How could she offer comfort?
What could she say?
Reinach had been a fellow scholar at the University of Freiberg, an assistant to the great philosopher, the ‘master’ Edmond Husserl. Stein had been attracted to the Christian faith of her colleague: His goodness and kindness radiated through his person, vitalized his teaching of the opaque philosophy of Husserl.
The Christian conversion of Edmond and his physicist wife Anne had nonplussed Edith Stein who had ‘stopped praying’ at the age of fifteen. Reinach astonished the young Edith when he returned from the battlefield to announce his lack of interest in philosophy and his fascination with religious questions. Edmond revealed that he had undergone a religious experience on the battlefield which made him ‘feel unable to withhold trust in God.’

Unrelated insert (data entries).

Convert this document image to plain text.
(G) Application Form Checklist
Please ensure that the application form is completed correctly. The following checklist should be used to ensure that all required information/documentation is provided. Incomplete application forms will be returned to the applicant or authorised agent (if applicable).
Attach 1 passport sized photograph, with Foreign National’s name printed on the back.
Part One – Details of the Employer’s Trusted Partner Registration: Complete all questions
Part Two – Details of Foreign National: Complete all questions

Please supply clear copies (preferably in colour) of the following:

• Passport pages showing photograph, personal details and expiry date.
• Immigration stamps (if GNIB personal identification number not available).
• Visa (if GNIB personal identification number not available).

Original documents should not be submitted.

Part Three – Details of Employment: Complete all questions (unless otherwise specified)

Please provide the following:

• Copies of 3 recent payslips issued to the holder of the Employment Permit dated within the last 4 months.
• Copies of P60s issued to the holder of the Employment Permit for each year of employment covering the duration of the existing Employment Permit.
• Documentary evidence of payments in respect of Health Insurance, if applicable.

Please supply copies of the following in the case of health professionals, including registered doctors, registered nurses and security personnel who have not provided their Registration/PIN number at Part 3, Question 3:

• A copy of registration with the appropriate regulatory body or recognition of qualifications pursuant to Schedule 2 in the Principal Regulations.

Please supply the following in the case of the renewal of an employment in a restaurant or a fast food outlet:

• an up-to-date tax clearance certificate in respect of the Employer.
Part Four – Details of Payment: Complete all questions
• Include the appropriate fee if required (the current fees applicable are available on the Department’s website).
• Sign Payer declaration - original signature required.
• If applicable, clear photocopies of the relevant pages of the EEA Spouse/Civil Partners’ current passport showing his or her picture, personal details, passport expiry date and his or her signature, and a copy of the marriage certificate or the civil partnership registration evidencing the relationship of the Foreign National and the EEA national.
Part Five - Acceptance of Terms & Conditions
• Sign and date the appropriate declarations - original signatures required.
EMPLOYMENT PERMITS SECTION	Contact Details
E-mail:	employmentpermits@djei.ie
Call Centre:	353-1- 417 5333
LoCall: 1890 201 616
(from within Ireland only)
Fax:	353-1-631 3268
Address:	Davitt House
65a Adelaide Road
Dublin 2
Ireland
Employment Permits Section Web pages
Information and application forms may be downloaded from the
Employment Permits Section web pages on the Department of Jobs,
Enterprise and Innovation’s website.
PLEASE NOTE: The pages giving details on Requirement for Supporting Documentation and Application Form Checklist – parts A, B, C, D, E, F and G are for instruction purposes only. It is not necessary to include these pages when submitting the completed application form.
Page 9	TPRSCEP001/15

Despite a mind filled with anxiety and doubt,
the woman who would become St. Teresa Benedicta, Carmelite nun and Auschwitz martyr, faced her fears and made the trip to Gottingen.

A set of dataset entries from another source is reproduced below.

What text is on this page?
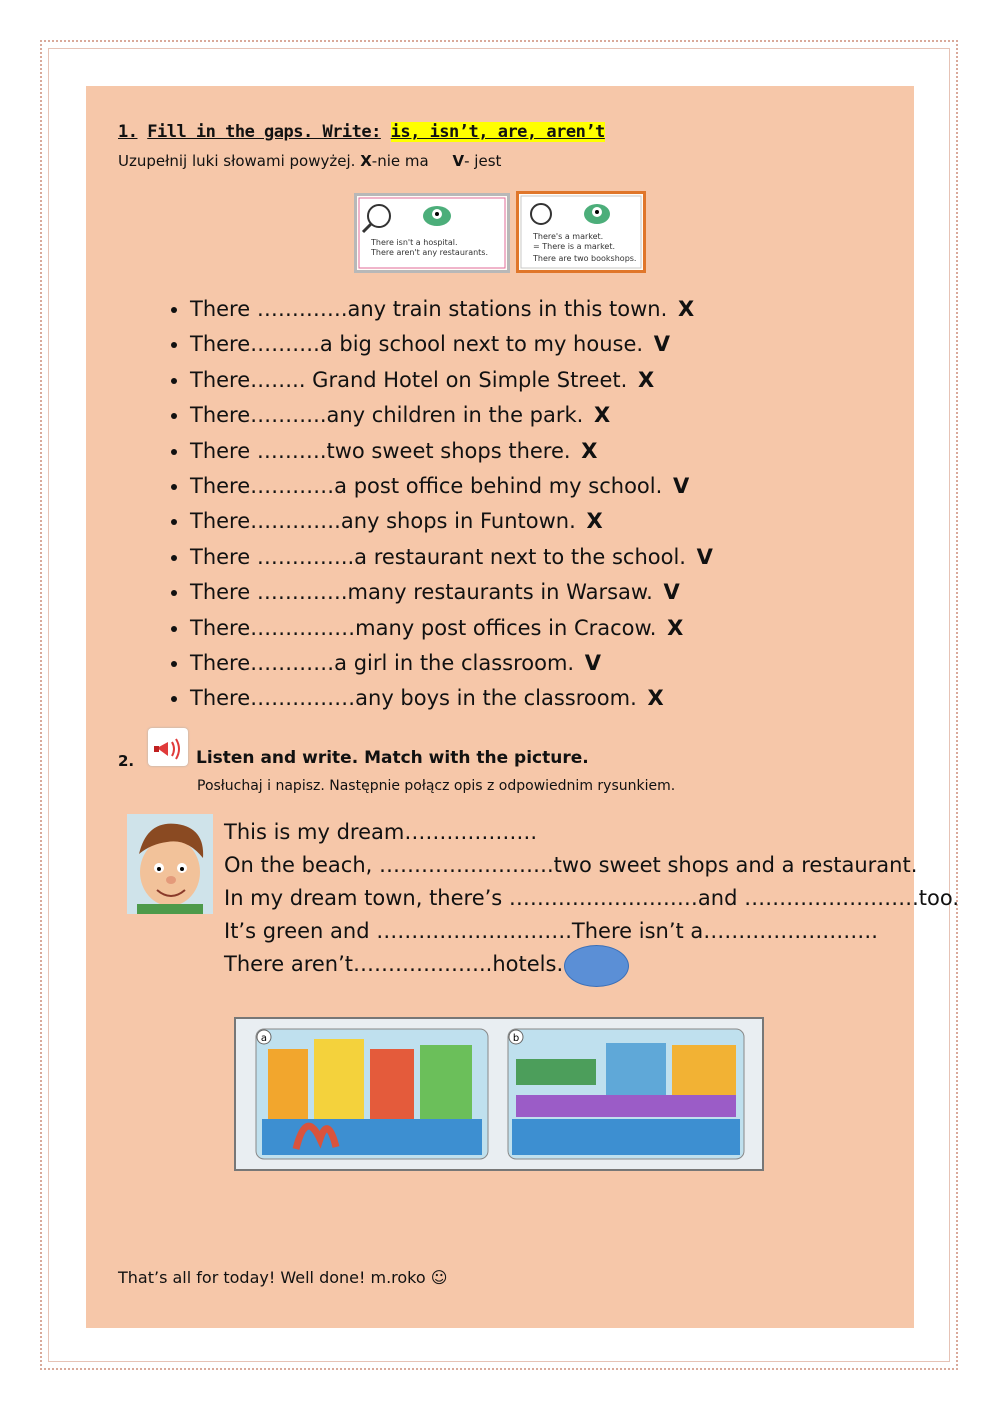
1. Fill in the gaps. Write: is, isn’t, are, aren’t
Uzupełnij luki słowami powyżej. X-nie ma V- jest
There isn't a hospital.
There aren't any restaurants.
There's a market.
= There is a market.
There are two bookshops.
• There ………….any train stations in this town. X
• There……….a big school next to my house. V
• There…….. Grand Hotel on Simple Street. X
• There………..any children in the park. X
• There ……….two sweet shops there. X
• There…………a post office behind my school. V
• There………….any shops in Funtown. X
• There …………..a restaurant next to the school. V
• There ………….many restaurants in Warsaw. V
• There……………many post offices in Cracow. X
• There…………a girl in the classroom. V
• There……………any boys in the classroom. X
2.	Listen and write. Match with the picture.
Posłuchaj i napisz. Następnie połącz opis z odpowiednim rysunkiem.
This is my dream……………….
On the beach, …………………….two sweet shops and a restaurant.
In my dream town, there’s ………………………and …………………….too.
It’s green and ……………………….There isn’t a…………………….
There aren’t………………..hotels.
a	b
That’s all for today! Well done! m.roko ☺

Rather than encountering a woman bereft of hope, desolate and incapacitated with grief, Edith Stein met instead, a woman of courage and profound faith. Edith was “awestruck by Anne’s courage and loving submission to God’s will, which seemed to manifest the power of Christian faith.”

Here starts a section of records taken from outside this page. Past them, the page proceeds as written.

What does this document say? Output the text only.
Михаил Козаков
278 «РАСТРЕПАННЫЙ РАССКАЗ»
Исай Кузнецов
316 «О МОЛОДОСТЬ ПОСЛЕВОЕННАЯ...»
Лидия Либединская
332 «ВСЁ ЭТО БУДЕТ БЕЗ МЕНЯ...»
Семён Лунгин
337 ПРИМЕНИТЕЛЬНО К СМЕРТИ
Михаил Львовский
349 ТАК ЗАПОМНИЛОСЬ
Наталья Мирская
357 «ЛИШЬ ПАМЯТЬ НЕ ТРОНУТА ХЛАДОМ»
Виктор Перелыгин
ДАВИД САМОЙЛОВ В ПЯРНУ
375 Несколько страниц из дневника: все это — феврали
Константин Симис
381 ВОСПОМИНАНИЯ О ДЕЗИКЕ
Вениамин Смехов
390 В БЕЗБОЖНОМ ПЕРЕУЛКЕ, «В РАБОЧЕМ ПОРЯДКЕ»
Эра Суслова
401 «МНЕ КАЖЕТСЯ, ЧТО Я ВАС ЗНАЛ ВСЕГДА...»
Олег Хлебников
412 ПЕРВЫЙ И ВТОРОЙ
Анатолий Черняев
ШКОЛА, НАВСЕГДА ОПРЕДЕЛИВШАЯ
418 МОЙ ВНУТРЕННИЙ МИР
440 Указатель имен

“This was my first encounter with the Cross and the divine power it imparts to those who bear it … it was the moment when my unbelief collapsed and Christ began to shine his light on me – Christ in the mystery of the Cross.”
Three words, just three, but they so perfectly describe my experience of walking away from God, only to immediately begin the search for him anew.
I write a great deal about faith, as I try to understand the how and why of it.
Most likely I do this because I too walked away and then returned. St. Teresa Benedicta’s words echo loudly in the years during which I was searching. And more concisely describe the beginning of the return to faith, to Truth than any I have ever read or written: ‘My unbelief collapsed.’ Suddenly, one day, Grace pierces our carefully assembled armor so thoroughly that the entire edifice is destroyed. Whether the catalyst is a shockingly joyful widow or an oil painting in a Santa Fe art gallery, the ruses used by God to gain our attention are astonishing.
I realize now that unbelief takes work, energy, persistence, just like faith. Our unbelief is a structure built by human hands, like a wall we build carefully, methodically around us to shield and shelter us from God, from all things religious. And when we ‘lose’ our unbelief, it is not done in an incremental nor rational way. The walls of our unbelief do indeed collapse.